A warmhearted memoir-cum-history of rock ’n’ roll radio’s glory days.
Neer, a New York–area broadcast veteran, was fortunate to begin his career just before simultaneous explosions in the national counterculture and in FM radio’s commercial potential. (His techie-oriented tangents explain how “frequency modulation” broadcasting with superior sound quality, available for decades, was shunted aside so that companies like RCA could maintain their AM-based monopolies.) “In 1966,” he writes, “free-form radio was in its infancy on commercial airwaves.” While the payola scandals of the 1950s had hobbled the earliest rock DJs, the low expectations of corporate license owners for their nascent FM subdivisions fueled a brief, ultra-subversive era in which the antics of low-budget stations like the infamous WFMU stoked competition among corporate-owned, Manhattan-based competitors WPLJ and WNEW (Neer’s home).

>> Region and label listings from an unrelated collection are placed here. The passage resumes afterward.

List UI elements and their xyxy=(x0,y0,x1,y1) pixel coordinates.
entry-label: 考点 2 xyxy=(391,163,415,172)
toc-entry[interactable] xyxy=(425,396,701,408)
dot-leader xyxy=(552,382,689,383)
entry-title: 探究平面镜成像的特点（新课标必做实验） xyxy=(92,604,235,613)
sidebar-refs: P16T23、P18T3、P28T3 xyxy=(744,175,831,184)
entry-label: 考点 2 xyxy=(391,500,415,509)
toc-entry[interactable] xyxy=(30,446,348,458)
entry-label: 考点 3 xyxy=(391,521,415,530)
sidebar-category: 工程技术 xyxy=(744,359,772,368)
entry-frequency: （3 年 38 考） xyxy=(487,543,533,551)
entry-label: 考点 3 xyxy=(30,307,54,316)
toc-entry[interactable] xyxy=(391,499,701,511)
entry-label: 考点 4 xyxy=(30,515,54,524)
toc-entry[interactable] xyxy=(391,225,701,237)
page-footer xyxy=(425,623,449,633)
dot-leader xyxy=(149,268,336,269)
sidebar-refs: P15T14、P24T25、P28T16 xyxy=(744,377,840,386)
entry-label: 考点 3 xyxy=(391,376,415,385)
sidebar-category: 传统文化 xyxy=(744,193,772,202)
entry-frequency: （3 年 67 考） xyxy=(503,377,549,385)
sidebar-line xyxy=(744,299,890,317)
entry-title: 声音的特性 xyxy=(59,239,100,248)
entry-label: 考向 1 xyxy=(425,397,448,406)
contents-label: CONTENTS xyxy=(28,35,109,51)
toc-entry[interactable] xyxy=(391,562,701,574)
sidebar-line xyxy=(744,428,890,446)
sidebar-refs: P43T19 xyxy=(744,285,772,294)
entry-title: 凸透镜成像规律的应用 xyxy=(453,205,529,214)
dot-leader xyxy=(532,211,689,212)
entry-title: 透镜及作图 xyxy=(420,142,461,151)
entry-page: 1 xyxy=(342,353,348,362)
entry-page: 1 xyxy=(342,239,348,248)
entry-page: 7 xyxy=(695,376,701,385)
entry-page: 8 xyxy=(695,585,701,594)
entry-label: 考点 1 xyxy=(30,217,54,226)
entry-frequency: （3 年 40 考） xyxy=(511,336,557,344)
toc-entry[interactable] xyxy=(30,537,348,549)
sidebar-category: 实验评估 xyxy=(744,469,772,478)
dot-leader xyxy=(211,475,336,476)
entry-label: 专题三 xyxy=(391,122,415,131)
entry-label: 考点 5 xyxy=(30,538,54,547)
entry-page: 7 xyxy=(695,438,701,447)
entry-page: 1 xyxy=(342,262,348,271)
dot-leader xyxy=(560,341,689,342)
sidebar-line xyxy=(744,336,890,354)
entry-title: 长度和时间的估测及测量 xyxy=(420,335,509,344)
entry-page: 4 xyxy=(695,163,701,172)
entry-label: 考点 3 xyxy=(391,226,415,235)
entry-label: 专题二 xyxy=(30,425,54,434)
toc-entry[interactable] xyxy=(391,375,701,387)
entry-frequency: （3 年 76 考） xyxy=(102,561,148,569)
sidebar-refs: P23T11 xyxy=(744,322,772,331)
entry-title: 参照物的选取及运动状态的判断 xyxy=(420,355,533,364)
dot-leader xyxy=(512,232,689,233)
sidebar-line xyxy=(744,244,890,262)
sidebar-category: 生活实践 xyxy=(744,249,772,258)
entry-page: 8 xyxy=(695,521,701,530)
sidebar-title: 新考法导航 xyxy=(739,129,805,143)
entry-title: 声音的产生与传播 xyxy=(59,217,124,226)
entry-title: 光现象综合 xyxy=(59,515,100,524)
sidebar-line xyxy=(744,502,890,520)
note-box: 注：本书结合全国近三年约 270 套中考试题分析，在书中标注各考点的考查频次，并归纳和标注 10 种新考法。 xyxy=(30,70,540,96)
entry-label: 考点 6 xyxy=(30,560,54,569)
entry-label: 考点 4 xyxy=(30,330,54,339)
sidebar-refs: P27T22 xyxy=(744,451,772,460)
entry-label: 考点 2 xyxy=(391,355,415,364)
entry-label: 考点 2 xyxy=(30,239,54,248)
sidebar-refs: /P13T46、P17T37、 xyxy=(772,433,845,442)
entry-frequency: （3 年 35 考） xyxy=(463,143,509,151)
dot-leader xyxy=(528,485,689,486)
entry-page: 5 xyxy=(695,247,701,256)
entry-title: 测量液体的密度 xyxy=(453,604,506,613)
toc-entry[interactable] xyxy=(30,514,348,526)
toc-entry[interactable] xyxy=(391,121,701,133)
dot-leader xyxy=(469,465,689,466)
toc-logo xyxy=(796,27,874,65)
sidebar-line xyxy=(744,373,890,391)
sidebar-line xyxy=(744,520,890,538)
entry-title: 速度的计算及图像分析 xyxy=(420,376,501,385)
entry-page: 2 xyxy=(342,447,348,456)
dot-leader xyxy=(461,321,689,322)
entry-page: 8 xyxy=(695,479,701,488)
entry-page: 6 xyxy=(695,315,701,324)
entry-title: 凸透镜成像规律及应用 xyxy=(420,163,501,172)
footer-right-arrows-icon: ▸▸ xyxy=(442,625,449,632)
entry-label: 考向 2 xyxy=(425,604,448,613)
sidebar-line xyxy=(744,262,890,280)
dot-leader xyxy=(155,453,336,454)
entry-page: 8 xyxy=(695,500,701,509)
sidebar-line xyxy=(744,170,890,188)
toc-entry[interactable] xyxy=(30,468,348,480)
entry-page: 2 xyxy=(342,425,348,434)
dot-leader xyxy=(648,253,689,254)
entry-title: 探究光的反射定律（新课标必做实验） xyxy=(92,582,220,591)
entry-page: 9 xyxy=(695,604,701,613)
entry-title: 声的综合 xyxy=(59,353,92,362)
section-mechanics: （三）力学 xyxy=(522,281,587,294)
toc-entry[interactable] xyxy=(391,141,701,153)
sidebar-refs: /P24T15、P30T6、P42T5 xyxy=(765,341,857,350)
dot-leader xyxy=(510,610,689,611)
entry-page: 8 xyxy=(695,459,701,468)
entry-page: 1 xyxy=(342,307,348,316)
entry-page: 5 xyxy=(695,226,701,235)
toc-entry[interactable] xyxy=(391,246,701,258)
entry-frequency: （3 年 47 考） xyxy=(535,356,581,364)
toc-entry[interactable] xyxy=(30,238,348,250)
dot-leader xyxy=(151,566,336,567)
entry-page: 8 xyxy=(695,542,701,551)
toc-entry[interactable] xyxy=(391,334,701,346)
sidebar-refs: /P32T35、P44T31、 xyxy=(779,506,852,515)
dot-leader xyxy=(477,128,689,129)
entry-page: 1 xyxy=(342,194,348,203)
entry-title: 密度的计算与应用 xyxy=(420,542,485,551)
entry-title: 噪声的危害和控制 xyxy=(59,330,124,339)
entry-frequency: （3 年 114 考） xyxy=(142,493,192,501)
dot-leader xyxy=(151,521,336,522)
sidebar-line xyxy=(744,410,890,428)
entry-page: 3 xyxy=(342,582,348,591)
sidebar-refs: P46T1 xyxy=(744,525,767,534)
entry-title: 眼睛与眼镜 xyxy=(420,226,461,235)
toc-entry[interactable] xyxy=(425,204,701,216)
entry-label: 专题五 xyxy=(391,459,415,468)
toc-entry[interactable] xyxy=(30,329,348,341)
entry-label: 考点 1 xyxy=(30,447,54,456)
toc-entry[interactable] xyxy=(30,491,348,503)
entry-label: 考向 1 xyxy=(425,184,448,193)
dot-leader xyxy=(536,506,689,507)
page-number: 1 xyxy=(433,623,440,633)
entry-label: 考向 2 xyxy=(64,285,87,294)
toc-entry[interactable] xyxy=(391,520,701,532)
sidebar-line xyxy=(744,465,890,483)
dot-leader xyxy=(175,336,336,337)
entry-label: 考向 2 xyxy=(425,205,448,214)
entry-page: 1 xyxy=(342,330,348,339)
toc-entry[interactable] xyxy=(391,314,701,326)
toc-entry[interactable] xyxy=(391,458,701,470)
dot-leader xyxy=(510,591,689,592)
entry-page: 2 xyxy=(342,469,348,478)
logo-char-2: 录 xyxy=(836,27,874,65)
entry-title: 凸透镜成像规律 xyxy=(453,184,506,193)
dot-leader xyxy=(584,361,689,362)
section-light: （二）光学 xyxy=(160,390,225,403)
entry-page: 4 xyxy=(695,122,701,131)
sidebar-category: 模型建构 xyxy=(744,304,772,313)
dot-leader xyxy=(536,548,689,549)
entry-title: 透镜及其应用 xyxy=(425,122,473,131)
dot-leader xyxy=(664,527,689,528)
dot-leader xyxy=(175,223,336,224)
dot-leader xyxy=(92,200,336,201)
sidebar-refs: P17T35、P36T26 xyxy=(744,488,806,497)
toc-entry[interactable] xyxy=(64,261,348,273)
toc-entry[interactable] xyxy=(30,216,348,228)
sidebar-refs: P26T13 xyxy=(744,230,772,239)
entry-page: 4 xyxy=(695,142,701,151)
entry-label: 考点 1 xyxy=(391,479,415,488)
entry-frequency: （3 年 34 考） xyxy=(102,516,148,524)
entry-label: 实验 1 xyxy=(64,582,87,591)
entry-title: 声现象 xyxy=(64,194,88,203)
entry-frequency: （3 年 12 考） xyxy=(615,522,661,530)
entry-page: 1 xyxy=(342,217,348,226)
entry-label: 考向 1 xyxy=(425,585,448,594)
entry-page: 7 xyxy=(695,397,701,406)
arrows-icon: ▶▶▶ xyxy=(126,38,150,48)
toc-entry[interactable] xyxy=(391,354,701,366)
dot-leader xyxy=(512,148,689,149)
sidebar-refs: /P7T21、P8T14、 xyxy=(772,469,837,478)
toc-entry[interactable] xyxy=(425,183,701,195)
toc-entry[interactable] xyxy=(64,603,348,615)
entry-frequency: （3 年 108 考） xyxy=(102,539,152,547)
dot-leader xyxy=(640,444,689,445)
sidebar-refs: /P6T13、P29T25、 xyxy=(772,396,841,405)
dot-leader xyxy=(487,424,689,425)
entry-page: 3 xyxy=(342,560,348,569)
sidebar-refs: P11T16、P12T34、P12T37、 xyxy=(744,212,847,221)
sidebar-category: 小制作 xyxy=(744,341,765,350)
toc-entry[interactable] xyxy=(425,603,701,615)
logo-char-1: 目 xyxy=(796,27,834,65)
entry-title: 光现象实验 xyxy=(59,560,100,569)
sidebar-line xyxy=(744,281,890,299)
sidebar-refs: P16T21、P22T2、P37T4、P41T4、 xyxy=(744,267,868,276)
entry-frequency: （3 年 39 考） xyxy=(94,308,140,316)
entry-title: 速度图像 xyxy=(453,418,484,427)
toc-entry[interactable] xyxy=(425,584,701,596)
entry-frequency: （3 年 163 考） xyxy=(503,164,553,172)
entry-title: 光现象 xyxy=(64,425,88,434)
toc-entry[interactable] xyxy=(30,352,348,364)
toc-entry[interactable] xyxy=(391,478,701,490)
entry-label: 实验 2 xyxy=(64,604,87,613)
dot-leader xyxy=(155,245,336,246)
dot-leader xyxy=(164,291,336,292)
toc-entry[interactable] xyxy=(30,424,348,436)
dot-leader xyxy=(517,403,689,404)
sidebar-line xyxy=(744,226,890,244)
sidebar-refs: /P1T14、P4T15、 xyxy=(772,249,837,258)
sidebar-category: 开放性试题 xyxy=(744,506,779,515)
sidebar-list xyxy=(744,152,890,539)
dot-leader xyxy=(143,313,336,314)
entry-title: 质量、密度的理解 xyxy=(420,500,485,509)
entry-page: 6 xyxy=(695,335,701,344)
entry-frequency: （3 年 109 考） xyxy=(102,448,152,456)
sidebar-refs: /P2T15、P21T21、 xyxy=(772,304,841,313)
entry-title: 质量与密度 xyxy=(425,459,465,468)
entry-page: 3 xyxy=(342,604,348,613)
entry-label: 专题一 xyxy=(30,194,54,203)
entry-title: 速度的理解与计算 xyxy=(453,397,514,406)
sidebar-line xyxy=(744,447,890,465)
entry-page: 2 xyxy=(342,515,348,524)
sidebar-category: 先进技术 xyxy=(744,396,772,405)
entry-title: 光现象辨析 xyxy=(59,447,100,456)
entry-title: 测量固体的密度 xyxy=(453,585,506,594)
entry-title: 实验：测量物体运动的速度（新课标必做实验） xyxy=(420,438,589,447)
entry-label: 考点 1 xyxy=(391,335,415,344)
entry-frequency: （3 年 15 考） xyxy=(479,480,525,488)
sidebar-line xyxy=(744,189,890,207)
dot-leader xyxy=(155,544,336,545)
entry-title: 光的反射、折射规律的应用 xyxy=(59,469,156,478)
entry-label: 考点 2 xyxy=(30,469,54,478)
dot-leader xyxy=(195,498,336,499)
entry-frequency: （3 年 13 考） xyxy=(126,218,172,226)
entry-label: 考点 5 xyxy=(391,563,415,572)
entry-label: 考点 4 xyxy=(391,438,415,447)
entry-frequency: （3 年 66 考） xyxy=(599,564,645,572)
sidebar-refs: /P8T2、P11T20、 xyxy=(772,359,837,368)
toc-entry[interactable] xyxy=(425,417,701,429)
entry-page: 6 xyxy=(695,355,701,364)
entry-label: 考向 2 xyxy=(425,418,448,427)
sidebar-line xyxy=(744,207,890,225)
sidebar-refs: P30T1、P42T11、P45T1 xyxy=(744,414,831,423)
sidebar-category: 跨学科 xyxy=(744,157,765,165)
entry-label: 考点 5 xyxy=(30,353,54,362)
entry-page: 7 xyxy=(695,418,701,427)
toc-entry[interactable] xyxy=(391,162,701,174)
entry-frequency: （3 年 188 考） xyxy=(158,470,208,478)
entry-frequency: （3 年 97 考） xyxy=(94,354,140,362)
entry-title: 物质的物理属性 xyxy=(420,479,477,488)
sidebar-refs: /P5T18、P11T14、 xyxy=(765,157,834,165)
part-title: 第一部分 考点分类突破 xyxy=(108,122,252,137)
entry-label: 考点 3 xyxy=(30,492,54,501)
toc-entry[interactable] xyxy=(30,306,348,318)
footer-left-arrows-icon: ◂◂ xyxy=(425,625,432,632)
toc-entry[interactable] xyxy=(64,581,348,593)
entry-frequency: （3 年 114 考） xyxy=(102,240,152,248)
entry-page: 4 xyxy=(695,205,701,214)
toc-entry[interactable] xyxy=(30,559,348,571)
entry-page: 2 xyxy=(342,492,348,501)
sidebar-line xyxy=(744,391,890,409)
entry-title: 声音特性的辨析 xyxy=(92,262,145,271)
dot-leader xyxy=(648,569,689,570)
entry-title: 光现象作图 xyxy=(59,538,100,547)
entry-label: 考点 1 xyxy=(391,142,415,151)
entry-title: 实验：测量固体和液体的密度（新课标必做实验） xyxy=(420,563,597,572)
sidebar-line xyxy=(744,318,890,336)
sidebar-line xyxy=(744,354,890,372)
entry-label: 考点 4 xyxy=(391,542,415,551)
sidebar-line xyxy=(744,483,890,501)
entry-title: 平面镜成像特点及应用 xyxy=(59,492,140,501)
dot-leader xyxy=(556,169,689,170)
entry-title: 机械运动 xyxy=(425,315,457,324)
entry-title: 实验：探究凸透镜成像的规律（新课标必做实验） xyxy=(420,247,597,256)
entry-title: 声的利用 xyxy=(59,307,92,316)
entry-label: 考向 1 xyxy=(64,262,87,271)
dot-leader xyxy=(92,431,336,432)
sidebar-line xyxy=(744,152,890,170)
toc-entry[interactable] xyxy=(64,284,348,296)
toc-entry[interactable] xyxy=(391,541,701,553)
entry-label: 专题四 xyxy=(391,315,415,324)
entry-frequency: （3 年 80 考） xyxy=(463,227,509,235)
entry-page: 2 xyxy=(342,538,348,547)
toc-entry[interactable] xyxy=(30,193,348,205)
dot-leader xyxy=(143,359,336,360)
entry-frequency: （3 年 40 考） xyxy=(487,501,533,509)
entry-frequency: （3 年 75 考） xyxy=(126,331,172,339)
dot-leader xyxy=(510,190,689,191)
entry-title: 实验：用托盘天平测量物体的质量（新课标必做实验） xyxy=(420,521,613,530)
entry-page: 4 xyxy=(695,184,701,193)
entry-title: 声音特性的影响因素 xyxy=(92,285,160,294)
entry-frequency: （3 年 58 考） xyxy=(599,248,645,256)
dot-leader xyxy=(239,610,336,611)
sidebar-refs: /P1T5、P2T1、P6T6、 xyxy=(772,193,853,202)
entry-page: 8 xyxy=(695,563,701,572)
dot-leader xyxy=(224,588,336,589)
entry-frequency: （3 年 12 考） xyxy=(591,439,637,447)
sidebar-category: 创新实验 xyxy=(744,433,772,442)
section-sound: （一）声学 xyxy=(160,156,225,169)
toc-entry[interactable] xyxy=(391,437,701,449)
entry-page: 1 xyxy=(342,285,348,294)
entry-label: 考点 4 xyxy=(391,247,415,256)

Neer depicts with nostalgic relish the glory days of free-form radio (through approximately 1980), which coincided with the prime years for what’s now considered “classic rock.” Because FM radio support was then essential to “breaking” records, DJs like Scott Muni, Pete Fornatele, Vin Scelsa, and Neer himself enjoyed substantial clout in the industry and palled around with groundbreaking musicians from Bruce Springsteen to Gene Simmons. (The celebrity anecdotes—George Harrison turning his home into a hostel for stranded DJs, Elton John’s salacious on-air improvisations—offer some funny moments.) Later, he maintains a cold restraint in detailing the short-sighted, bean-counting programming strategies handed down by broadcasting conglomerates that grew powerful thanks to 1980s deregulation. Companies like Infinity first revoked the DJs’ prized creative autonomy, then tinkered endlessly with tightly circumscribed formats, alienating listeners. Ultimately, Neer’s generation of pioneering jocks were fired en masse in the 1990s, as WNEW pursued a ridiculous “half-alternative, half-classic” format that sounded its death knell.
A good sense of the rock and radio personalities of the era, though Neer’s surfeit of detail may turn off all but the truly obsessive.